Принявший наследие Н. Милютина по реализации крестьянской, подготовке и проведению земской реформ в качестве министра внутренних дел, его непримиримый оппонент П.А. Валуев сразу же повел атаку на либеральный состав мировых посредников — важнейшее звено крестьянской реформы [58]. Не в силах прямо нарушить «Положения» 19 февраля о несменяемости и независимости мировых посредников, он начал сокращать число мировых участков. Не меньшее влияние политика Валуева имела на падение престижа самой должности посредников: из почетной, привлекавшей людей интеллигентных и мыслящих, она превратилась в заурядную административную функцию. То же явление наблюдалось и при введении других созданных реформами институтов — земства, нового суда. С первых же самостоятельных шагов земских учреждений власть проявила к ним недоверие. «...Само правительство, едва только установив всесословное самоуправление, тут же как будто спохватилось — не сделало ли оно неосторожного шага и с самого приступа к исполнению нового законоположения сочло нужным зорко следить за новыми учреждениями, держать их, так сказать, в узде», — писал Д.А. Милютин. И уже к концу 1865 г. в правительственной политике «вместо постепенного развития и расширения земских учреждений, начались систематические стеснения и обуздания их» [59].

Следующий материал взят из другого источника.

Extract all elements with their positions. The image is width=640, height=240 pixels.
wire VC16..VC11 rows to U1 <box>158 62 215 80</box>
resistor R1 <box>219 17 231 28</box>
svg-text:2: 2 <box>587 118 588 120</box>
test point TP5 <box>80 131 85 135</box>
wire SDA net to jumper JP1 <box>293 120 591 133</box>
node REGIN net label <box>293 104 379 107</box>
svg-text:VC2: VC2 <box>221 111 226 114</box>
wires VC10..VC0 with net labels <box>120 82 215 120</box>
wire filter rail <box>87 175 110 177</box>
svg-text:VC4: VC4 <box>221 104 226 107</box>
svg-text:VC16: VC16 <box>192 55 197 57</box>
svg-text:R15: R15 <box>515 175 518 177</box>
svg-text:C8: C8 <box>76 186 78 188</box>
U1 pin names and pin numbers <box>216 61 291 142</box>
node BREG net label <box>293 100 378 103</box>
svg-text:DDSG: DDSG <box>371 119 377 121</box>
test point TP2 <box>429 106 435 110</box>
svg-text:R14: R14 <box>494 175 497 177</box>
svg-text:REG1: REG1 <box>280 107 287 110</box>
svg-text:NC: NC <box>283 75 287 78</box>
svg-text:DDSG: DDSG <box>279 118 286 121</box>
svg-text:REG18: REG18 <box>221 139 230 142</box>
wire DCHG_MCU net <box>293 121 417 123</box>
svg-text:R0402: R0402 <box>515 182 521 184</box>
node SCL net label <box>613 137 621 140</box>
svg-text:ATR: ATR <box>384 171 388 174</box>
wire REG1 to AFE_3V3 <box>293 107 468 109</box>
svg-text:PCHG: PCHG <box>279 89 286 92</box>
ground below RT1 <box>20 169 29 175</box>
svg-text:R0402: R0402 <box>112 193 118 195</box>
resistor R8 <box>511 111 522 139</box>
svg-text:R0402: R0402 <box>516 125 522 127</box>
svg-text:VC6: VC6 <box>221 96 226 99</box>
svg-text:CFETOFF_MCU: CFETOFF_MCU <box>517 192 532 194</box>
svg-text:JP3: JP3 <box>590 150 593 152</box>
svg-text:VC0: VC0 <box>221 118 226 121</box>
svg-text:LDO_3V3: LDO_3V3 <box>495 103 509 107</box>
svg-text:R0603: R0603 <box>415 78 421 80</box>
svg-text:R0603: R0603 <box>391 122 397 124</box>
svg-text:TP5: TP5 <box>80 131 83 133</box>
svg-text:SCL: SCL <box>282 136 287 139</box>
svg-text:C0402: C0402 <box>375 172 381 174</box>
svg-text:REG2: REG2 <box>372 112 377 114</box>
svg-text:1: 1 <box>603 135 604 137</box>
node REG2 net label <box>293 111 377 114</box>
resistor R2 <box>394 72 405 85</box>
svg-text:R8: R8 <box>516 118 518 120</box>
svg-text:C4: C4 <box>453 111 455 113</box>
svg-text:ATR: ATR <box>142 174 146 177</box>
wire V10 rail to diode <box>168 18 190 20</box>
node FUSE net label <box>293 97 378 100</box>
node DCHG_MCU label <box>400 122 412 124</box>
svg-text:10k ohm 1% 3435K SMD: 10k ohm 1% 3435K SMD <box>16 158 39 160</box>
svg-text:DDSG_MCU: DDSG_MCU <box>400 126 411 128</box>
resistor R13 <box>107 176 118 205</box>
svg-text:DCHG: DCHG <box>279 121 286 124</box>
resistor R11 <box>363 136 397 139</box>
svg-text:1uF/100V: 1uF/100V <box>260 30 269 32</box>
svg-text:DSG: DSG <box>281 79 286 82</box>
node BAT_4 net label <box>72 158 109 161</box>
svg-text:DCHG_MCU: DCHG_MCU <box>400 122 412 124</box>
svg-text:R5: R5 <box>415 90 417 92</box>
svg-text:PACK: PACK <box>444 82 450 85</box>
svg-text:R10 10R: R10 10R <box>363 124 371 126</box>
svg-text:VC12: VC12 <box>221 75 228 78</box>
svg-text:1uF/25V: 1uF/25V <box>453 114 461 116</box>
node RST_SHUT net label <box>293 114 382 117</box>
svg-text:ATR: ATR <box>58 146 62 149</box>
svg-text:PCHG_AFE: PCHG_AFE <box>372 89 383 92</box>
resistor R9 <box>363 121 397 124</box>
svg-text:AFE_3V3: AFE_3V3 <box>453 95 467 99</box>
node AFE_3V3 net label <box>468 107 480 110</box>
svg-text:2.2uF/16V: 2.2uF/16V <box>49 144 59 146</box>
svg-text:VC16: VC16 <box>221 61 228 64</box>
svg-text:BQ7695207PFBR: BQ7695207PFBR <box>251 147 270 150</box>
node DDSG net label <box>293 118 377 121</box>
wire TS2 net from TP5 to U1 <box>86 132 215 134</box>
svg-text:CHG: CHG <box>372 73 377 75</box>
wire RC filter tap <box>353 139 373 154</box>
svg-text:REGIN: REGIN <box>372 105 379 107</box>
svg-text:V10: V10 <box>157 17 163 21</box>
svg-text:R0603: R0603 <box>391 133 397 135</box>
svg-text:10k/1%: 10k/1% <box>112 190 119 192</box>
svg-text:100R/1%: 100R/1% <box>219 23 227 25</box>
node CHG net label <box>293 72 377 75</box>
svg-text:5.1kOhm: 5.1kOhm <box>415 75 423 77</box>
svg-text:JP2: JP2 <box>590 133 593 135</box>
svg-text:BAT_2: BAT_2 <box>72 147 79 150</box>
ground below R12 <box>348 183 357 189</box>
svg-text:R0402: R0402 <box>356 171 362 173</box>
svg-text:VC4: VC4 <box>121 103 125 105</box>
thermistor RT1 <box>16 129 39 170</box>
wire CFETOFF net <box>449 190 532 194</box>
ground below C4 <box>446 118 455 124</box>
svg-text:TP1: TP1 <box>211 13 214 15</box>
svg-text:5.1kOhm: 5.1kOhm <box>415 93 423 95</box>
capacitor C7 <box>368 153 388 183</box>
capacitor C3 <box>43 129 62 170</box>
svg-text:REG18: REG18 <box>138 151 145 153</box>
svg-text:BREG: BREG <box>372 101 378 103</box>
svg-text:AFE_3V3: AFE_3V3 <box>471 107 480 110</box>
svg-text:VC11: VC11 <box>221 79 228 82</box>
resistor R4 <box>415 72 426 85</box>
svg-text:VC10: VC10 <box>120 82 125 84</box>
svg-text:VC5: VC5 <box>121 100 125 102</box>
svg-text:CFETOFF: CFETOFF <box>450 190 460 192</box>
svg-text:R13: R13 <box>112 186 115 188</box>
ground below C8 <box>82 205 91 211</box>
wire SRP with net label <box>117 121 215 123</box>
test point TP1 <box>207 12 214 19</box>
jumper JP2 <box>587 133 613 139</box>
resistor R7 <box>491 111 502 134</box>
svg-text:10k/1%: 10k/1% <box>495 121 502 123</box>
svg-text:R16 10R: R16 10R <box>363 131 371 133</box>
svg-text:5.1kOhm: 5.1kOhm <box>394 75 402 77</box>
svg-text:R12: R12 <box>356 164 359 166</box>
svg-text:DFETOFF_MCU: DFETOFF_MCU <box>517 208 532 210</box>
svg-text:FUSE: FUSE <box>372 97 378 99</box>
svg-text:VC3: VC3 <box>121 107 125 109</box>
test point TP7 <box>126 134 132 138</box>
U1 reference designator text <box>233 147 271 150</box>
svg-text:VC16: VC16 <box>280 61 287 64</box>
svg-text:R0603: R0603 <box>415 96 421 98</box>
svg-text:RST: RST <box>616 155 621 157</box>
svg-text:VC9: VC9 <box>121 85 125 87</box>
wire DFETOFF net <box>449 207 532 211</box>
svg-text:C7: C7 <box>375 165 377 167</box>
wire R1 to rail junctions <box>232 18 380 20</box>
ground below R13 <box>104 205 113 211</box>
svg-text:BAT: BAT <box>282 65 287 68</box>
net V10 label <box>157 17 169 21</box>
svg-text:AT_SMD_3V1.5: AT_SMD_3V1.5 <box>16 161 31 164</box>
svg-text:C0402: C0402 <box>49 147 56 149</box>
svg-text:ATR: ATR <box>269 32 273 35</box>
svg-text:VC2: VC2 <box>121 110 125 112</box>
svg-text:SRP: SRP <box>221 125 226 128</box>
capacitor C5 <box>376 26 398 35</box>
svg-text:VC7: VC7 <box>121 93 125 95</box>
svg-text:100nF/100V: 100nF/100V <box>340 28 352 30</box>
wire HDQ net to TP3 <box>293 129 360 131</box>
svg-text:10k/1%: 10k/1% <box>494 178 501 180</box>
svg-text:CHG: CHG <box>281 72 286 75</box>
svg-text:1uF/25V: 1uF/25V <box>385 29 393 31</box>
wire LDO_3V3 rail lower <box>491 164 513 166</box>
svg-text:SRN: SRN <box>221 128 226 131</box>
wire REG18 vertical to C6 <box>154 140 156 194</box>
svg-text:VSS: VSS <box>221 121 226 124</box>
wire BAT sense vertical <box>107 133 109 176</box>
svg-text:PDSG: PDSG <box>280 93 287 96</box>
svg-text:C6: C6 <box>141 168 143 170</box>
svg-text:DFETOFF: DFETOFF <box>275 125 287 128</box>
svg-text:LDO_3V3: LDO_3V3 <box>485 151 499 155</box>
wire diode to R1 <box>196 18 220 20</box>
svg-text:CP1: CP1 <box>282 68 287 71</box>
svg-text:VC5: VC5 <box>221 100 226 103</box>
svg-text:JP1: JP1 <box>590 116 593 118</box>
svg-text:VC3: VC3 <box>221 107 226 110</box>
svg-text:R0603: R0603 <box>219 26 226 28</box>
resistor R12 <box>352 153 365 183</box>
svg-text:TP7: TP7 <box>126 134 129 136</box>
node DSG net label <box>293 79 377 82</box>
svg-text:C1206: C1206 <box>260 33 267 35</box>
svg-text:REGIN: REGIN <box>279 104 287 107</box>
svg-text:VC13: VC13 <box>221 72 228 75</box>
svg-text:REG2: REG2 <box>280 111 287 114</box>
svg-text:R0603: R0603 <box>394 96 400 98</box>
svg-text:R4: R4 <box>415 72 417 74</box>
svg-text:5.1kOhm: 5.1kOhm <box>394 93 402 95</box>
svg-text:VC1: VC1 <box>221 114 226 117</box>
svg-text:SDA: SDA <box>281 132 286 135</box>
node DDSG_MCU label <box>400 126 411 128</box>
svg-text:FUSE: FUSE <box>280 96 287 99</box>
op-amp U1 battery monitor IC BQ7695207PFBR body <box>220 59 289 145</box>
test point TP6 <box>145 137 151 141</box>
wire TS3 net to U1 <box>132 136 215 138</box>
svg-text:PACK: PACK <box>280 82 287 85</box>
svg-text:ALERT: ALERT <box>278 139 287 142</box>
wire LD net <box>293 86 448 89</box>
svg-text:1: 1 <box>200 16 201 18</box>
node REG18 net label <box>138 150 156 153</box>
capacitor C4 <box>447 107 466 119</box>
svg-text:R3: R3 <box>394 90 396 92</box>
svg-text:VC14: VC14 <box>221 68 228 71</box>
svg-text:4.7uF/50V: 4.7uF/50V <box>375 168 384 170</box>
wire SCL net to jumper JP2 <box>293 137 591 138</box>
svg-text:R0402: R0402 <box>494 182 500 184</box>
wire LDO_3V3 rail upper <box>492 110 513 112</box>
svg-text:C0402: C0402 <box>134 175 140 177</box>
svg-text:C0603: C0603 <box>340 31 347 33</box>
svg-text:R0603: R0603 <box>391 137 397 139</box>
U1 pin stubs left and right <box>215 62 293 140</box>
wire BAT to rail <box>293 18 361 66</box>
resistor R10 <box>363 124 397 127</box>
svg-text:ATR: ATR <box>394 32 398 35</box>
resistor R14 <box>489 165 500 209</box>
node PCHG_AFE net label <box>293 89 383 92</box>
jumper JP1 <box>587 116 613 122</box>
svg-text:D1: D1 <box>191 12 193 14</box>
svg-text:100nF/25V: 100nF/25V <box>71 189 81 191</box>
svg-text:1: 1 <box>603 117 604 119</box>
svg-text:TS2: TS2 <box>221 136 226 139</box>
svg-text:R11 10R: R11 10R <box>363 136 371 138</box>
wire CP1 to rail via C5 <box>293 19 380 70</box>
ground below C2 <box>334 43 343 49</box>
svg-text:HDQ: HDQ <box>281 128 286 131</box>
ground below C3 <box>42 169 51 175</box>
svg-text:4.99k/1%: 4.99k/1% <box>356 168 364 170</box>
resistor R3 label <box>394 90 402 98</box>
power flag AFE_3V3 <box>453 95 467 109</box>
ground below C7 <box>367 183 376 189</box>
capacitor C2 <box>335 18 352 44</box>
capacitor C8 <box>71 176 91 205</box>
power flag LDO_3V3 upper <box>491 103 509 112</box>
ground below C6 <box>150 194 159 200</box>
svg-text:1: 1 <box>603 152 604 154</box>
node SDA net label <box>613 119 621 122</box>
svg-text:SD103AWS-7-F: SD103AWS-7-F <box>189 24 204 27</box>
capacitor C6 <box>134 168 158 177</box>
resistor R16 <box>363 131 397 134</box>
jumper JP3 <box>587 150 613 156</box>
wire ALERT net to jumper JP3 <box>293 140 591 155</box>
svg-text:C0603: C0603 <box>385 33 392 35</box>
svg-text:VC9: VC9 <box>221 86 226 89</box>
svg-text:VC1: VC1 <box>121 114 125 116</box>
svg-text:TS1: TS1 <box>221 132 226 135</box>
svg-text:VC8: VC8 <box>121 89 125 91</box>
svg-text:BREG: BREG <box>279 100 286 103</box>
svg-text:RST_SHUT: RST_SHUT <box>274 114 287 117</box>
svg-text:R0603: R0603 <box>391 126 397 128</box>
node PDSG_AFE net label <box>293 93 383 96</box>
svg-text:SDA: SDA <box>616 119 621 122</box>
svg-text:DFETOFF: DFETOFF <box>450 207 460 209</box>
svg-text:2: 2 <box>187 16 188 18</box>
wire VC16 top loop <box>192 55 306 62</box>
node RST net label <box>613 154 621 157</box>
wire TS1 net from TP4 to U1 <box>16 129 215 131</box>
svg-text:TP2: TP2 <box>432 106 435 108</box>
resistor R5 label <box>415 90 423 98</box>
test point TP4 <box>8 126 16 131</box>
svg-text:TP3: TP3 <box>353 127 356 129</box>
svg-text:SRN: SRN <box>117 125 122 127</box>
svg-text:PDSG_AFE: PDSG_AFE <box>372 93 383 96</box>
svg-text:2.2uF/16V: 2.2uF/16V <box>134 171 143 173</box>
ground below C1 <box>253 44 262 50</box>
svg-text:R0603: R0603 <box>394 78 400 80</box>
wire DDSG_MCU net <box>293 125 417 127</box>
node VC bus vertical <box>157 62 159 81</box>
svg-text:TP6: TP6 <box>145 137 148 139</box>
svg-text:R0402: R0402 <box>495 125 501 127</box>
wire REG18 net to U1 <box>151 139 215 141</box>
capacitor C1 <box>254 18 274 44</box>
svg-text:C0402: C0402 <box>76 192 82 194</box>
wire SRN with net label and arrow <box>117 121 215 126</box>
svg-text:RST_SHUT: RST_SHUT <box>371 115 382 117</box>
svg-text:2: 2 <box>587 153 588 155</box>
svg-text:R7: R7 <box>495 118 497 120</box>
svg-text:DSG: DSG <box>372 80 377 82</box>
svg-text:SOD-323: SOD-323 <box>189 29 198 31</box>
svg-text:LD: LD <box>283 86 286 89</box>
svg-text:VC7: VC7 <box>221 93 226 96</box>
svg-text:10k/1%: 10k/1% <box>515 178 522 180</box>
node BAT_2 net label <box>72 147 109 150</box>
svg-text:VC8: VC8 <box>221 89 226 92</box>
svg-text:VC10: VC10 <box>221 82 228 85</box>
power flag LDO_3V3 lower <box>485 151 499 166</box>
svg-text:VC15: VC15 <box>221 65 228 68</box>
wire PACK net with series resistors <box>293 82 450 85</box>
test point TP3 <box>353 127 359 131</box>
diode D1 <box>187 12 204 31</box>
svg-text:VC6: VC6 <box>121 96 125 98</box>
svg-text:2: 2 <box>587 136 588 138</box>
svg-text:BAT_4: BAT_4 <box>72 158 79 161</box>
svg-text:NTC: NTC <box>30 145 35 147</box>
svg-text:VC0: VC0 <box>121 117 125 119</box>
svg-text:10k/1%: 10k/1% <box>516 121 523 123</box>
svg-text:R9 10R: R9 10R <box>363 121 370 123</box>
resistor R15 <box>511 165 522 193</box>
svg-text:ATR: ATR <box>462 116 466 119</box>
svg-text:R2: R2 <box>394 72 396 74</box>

Еще более важно, что крестьянское дело, которое требовало особого внимания и развития заложенных в реформе 1861 г. начал, в течение почти двух десятилетий — до конца 1870-х гг. оказалось на обочине правительственной политики. Возникавшие серьезные проблемы не получали решения. Уже в середине 1860-х гг. М.Х. Рейтерн в своих всеподданнейших докладах обращал внимание на непосильность, разорительность повинностей и выкупных платежей для освобожденных крестьян. Но ни сам министр финансов, ни правительство в целом не предпринимали никаких мер для решения возникавших в ходе реализации крестьянской реформы трудностей, для достижения конечной цели реформы — создания самостоятельного мелкого крестьянского хозяйства. Ставился, но не был решен вопрос об общине. После довольно длительного обсуждения проблем крестьянской земельной собственности в различных ведомствах Комитет министров возложил на министров внутренних дел, финансов и юстиции разработку мер, облегчающих выход крестьян из общины, т.е. расширение статьи 165 Положений 19 февраля. Журнал Комитета министров был утвержден 9 марта 1874 г., но остался под сукном [60].

Наконец, самым слабым звеном в цепи реформ оказались финансы. Рейтерн был слишком узким финансистом, чтобы оценить грандиозный масштаб свершившихся преобразований и место и роль в них финансов. Только после Второй Восточной войны (1877-1878 гг.), крайне осложнившей финансовой положение государства, и в связи с нарастанием общественно-политического недовольства в стране, на фоне покушений террористов Александр II и правительство осознали необходимость продолжения Великих реформ. Эта попытку предпринял М.Т. Лорис-Меликов с согласия и одобрения Александра II. В новейших исследованиях убедительно показано, что программа Лорис-Мсликова была не набором отдельных мер, а определенной «системой», органически связанной с той, которая проводилась в первые десятилетия царствования Александра II. Понимание этой преемственности самим императором выразилось, в частности, в его признании Лорис-Меликову: «Был у меня один человек, который пользовался полным моим доверием. То был Я.И. Ростовцев <...>. Ты имеешь настолько же мое доверие и, может быть, несколько более» [61].